A screenplay should be short enough to be read into memory in one fell swoop. If so, you could then remove all punctation using the translate
method. Finally, you can produce your list simply by splitting on whitespace using str.split
:
import string
with open('screenplay.txt', 'rb') as f:
content = f.read()
content = content.translate(None, string.punctuation).lower()
words = content.split()
print words
Note that this will change Mr.Smith
into mrsmith
. If you'd like it to become ['mr', 'smith']
then you could replace all punctation with spaces, and then use str.split
:
def using_translate(content):
table = string.maketrans(
string.punctuation,
' '*len(string.punctuation))
content = content.translate(table).lower()
words = content.split()
return words
One problem you might encounter using a positive regex pattern such as [a-z]+
is that it will only match ascii characters.

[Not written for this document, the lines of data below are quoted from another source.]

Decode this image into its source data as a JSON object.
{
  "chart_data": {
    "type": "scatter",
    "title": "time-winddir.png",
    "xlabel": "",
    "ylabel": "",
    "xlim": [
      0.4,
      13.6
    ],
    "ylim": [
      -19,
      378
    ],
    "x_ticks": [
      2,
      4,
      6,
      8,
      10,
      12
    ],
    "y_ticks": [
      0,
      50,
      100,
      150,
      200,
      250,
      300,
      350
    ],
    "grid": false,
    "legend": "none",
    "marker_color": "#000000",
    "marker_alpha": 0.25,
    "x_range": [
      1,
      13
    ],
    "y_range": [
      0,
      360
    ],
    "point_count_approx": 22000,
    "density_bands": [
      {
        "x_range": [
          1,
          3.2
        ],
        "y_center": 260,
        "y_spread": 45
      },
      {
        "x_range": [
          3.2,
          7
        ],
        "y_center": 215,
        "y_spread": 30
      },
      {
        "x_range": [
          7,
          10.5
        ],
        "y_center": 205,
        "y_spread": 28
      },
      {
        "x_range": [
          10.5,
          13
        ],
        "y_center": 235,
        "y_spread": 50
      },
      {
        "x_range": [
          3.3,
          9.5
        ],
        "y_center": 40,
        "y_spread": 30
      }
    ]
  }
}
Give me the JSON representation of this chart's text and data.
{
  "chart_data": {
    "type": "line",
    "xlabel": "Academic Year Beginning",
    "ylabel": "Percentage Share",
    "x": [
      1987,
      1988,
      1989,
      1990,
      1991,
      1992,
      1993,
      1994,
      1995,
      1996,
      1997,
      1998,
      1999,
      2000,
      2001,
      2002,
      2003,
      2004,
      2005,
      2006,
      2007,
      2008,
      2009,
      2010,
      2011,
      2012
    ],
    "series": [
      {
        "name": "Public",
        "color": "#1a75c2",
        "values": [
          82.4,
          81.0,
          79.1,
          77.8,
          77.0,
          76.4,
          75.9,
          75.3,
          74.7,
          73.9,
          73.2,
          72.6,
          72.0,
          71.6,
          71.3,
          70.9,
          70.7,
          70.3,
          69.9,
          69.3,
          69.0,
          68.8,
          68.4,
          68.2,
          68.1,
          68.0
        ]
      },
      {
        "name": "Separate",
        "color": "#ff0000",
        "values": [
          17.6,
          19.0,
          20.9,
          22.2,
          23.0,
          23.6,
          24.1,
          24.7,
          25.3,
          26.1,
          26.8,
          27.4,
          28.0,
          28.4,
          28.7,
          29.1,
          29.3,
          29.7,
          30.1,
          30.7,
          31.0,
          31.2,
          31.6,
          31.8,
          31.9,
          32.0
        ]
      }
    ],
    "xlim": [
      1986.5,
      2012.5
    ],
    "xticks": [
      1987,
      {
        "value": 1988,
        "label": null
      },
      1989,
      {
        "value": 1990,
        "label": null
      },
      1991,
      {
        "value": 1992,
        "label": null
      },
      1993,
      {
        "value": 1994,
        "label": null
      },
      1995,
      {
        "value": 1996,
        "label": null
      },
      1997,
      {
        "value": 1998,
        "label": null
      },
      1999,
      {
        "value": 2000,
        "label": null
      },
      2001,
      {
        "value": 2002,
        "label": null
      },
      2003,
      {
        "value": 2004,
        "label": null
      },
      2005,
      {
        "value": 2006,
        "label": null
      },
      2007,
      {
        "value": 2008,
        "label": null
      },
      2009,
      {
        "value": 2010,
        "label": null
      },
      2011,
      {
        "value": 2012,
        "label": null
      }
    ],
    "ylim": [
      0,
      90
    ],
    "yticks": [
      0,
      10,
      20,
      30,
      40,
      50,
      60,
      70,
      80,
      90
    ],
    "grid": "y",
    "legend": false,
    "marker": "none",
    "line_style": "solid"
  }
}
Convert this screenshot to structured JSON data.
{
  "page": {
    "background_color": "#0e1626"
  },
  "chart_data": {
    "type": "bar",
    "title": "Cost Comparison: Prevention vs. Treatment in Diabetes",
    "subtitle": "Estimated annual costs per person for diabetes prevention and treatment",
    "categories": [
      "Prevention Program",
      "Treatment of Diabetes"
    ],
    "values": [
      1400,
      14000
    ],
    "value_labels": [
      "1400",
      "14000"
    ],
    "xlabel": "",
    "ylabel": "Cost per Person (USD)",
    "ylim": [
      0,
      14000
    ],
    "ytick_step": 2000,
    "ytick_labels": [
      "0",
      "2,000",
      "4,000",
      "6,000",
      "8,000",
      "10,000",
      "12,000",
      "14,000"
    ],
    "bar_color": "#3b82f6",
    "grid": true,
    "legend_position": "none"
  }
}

If the file has accented characters, the words would get split apart.
Gruyère
would become ['Gruy','re']
.
You could fix that by using re.split
to split on punctuation.
For example,
def using_re(content):
words = re.split(r"[ %s\t\n]+" % (string.punctuation,), content.lower())
return words
However, using str.translate
is faster:
In [72]: %timeit using_re(content)
100000 loops, best of 3: 9.97 us per loop
In [73]: %timeit using_translate(content)
100000 loops, best of 3: 3.05 us per loop